Current there are two implementations of this interface. The first is worker.Simple. This uses Goroutines to implement the interface. This is great for simple applications, but since the queues are not persisted any jobs enqueued will be lost if the server was to be shut down. This implementation is turned on by default.

The other implementation is the github.com/gobuffalo/gocraft-work-adapter package which implements the github.com/gocraft/work package using Redis as the backing store.

Setting Up a Worker Adapter

When setting up your application you can assign a worker implementation to the Worker option.

import "github.com/gobuffalo/gocraft-work-adapter"
import "github.com/garyburd/redigo/redis"

buffalo.Automatic(buffalo.Options{
  // ...
  Worker: gwa.New(gwa.Options{
    Pool: &redis.Pool{
      MaxActive: 5,
      MaxIdle:   5,
      Wait:      true,
      Dial: func() (redis.Conn, error) {
        return redis.Dial("tcp", ":6379")
      },
    },
    Name:           "myapp",
    MaxConcurrency: 25,
  }),
  // ...
})

The Job type

// Args are the arguments passed into a job
type Args map[string]interface{}

// Job to be processed by a Worker
type Job struct {
  // Queue the job should be placed into
  Queue string
  // Args that will be passed to the Handler when run
  Args Args
  // Handler that will be run by the worker
  Handler string
}

Registering a Worker Handler

Handler are functions that will be run to process jobs in the queue. These handlers have to be first registered with the worker that will be running them.

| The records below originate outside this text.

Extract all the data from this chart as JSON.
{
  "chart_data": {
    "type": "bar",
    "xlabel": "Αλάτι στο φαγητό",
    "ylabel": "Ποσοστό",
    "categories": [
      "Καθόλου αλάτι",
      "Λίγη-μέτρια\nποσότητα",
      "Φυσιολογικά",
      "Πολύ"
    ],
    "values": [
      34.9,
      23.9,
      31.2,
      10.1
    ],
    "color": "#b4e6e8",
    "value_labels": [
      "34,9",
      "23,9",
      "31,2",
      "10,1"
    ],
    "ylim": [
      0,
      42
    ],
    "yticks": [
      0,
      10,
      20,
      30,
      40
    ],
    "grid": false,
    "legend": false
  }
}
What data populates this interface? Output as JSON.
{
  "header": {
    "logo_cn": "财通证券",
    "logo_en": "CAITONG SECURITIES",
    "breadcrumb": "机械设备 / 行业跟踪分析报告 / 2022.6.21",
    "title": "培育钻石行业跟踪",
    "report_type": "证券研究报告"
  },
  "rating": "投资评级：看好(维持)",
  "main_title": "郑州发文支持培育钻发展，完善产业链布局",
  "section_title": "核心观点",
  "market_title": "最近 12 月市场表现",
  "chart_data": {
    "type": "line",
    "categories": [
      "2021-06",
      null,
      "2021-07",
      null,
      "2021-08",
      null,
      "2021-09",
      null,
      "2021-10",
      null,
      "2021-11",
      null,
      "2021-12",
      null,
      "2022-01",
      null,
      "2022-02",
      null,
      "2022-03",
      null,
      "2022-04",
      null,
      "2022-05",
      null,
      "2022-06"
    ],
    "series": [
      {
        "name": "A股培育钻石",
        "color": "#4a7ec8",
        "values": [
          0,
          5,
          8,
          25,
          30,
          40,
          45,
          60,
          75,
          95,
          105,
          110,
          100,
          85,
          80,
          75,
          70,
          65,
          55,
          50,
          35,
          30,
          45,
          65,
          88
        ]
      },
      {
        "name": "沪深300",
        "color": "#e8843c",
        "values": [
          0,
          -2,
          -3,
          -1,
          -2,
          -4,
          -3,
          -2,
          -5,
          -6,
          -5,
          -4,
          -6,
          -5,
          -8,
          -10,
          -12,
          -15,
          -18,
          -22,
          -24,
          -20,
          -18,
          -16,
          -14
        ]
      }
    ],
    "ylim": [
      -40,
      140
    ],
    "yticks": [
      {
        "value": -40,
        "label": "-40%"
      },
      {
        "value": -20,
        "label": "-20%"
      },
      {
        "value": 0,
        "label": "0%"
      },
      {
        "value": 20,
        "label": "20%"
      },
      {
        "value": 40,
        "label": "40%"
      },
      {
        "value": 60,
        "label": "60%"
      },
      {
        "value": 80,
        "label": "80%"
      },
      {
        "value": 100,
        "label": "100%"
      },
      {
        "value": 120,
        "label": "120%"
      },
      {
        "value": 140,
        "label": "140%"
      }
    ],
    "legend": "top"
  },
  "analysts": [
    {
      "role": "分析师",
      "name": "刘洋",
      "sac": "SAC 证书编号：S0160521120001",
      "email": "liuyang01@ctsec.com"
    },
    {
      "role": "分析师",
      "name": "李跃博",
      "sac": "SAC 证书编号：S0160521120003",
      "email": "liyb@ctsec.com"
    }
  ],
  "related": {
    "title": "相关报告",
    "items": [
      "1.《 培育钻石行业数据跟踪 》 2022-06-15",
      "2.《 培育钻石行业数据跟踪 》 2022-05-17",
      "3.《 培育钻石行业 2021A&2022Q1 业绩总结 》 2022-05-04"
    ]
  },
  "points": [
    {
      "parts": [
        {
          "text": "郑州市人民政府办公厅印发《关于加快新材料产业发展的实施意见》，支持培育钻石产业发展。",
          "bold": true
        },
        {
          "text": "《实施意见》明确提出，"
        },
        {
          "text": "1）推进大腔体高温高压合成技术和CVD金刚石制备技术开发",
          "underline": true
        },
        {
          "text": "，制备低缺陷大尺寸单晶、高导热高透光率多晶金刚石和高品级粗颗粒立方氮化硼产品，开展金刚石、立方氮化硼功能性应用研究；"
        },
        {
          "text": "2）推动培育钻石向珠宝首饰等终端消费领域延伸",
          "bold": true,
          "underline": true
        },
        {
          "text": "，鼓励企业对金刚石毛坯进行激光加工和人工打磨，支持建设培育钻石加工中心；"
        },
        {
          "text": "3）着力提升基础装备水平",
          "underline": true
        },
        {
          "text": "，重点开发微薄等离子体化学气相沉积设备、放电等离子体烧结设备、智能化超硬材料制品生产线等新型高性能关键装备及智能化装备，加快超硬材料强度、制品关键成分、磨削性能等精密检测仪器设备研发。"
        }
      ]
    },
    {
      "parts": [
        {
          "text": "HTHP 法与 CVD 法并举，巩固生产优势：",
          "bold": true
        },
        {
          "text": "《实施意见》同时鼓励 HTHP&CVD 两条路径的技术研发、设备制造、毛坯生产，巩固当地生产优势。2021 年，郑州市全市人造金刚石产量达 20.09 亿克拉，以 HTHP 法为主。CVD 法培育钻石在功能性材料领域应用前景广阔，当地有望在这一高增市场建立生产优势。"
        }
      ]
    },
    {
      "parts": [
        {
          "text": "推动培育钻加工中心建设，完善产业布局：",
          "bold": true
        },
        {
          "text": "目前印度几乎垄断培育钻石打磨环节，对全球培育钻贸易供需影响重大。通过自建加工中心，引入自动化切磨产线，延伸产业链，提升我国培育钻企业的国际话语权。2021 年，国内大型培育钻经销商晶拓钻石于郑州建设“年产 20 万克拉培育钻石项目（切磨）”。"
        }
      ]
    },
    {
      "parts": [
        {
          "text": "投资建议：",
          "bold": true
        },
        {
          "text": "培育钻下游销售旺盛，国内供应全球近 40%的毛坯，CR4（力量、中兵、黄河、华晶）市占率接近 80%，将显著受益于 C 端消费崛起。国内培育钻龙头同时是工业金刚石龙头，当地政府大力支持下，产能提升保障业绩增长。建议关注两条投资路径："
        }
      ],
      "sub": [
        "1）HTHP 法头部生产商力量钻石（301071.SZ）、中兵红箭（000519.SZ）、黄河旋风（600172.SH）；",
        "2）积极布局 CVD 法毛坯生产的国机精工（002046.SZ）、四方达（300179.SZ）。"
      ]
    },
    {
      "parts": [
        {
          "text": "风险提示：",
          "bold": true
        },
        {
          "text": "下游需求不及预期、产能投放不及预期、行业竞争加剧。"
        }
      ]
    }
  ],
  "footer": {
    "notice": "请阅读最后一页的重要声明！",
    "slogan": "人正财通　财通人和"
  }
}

// Handler function that will be run by the worker and given
// a slice of arguments
type Handler func(Args) error
import "github.com/gobuffalo/buffalo/worker"

var w worker.Worker

func init() {
  w = worker.NewSimple()
  w.Register("send_email", func(args worker.Args) error {
    // do work to send an email
    return nil
  })
}

Enqueueing a Job

It is recommended to only use basic types when enqueueing a job. For example, use the ID of a model, and not the whole model itself.

worker.Perform

The Perform method should enqueue the job and the worker should try and run the job as soon as possible, based on the implementation of the worker itself.

func doWork() {
  w.Perform(worker.Job{
    Queue: "default",
    Handler: "send_email",
    Args: worker.Args{
      "user_id": 123,
    },
  })
}

worker.PerformIn

The PerformIn method should enqueue the job and the worker should try and run the job after the duration has passed, based on the implementation of the worker itself.

func doWork() {
  w.PerformIn(worker.Job{
    Queue: "default",
    Handler: "send_email",
    Args: worker.Args{
      "user_id": 123,
    },
  }, 5 * time.Second)
}

worker.PerformAt

The PerformIn method should enqueue the job and the worker should try and run the job at (or near) the time specified, based on the implementation of the worker itself.

func doWork() {
  w.PerformIn(worker.Job{
    Queue: "default",
    Handler: "send_email",
    Args: worker.Args{
      "user_id": 123,
    },
  }, time.Now().Add(5 * time.Second))
}

Starting and Stopping Workers

By default all Buffalo applications created with 0.9.0 or above will have a main.go that looks something like this:

func main() {
  port := envy.Get("PORT", "3000")
  app := actions.App()
  log.Fatal(app.Start(port))
}

The App#Start method will, by default, call the Worker#Start method for the registered worker. This will also call the Worker#Stop method when the application is shut down. This is the recommended approached for applications.

If you don't want your workers to start automatically, you can set the option WorkerOff to true when setting up your application.